Jakarta – Negara Kesatuan Republik Indonesia (NKRI) terancam bila paham radikalisme terus dipelihara. Karena itu penguatan nilai-nilai Pancasila dan wawasan kebangsaan harus terus dilakukan untuk memberikan imunitas kepada masyarakat.
“Pada rezim Presiden Soeharto sama sekali tidak memberi kesempatan berkembangmya radikalisme yang hendak merubah Indonesia menjadi negara agama, ” kata Akademisi dari Universitas Negeri Manado (UNM) Sulawesi Utara yang juga pengacara top, Prof DR OC Kaligis SH MH menyatakan di Jakarta, Senin (20/2/2023).
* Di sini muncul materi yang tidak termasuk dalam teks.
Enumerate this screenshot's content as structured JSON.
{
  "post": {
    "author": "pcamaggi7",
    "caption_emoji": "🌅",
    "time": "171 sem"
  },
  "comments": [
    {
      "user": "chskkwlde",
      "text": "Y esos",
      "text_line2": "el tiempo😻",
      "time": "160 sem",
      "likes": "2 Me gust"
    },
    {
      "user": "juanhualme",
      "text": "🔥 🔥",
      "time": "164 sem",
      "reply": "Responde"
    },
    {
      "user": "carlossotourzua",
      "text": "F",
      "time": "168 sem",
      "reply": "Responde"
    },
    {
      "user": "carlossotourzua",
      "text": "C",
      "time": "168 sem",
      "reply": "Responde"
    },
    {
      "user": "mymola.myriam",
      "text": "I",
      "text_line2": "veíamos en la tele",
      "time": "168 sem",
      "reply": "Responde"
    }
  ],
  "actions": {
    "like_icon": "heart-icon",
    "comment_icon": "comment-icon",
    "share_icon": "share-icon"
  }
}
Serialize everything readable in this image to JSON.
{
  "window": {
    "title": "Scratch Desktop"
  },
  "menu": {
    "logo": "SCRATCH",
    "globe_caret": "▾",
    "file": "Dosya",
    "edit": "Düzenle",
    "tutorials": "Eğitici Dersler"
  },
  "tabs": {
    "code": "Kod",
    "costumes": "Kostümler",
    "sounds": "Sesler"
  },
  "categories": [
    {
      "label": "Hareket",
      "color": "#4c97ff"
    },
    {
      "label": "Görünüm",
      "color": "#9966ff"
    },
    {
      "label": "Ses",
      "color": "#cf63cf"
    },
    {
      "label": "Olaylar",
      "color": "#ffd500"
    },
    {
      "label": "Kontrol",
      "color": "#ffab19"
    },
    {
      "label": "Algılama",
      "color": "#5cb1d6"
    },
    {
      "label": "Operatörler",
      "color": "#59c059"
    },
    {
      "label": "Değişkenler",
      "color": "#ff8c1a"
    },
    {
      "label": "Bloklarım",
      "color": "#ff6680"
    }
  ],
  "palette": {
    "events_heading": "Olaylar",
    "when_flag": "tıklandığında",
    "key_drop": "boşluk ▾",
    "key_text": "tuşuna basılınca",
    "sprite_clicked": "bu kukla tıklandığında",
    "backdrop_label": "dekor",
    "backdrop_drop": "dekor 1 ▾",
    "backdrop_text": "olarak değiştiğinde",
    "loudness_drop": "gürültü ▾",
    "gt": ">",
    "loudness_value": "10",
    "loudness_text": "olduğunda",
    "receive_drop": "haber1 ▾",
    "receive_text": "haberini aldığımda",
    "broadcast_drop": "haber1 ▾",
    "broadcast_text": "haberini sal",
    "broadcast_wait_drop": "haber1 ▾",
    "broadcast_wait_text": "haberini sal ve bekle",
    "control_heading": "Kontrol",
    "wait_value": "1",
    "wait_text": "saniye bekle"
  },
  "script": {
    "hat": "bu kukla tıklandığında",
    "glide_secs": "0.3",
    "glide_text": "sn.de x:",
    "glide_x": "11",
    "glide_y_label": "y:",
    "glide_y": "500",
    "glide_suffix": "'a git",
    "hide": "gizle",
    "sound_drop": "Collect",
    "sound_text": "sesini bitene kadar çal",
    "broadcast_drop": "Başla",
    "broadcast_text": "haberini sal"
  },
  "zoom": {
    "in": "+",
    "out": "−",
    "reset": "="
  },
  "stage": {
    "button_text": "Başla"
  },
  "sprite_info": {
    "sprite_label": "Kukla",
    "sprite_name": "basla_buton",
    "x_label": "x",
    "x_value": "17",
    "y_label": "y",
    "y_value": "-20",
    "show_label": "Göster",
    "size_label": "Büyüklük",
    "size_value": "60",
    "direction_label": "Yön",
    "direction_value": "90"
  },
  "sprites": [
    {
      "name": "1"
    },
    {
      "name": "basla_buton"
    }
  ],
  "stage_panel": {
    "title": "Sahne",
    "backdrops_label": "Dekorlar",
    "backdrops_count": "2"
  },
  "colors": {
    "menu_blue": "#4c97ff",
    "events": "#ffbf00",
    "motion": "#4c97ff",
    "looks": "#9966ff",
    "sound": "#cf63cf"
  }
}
Kaligis mengatakan saat itu dibentuk lembaga negara yang bernama Badan Pembinaan Pendidikan Pelaksanaan Pedoman Penghayatan dan Pengamalan Pancasila (BP7) dan pelaksanaan Pedoman Penghayatan dan Pengamalan Pancasila (P4).
Menurut dia, tujuannya adalah untuk mengamalkan dan menghidupkan kembali Pancasila keseluruh bangsa yang sempat terkontaminasi oleh paham radikal.
Namun pada era reformasi BP7 maupun P4 kelihatannya mulai diabaikan guna memuluskan perjuangan kelompok radikalisme menuju pelaksanaan konsep khilafah yang mengancam kelangsungan NKRI.
Meski begitu, Presiden Abdurrahman Wahid (Gus Dur) dapat dijadikan bapak pluralisme dan haul peringatan hari wafatnya setiap tahun rutin digelar.
Guru Besar Fakultas Hukum UNM itu mengatakan saat haul tersebut tidak hanya dihadiri Gusdurian, tapi juga dihadiri pejabat, ulama hingga politikus.
Putri kedua Gus Dur, Yenny Wahid pada November 2017 mengatakan bahwa aktualisasi ajaran Gus Dur memiliki arti sangat penting bagi Bangsa dan Negara. Menurutnya, di tengah situasi kehidupan berbangsa yang terancam terpecah belah karena faktor suku, agama, ras dan antargolongan (SARA) maka menguatnya sikap intoleransi dalam beragama, kebhinekaan sehingga NKRI mulai terusik akibat radikalisme, paham keagamaan, serta saling fitnah dan hujat berlatar perbedaan paham politik.
Namun awalnya benih radikalisme saat perkara pembakaran dan penyerangan Rumah Sakit Ketergantungan Obat Doulos pada akhir tahun 1999.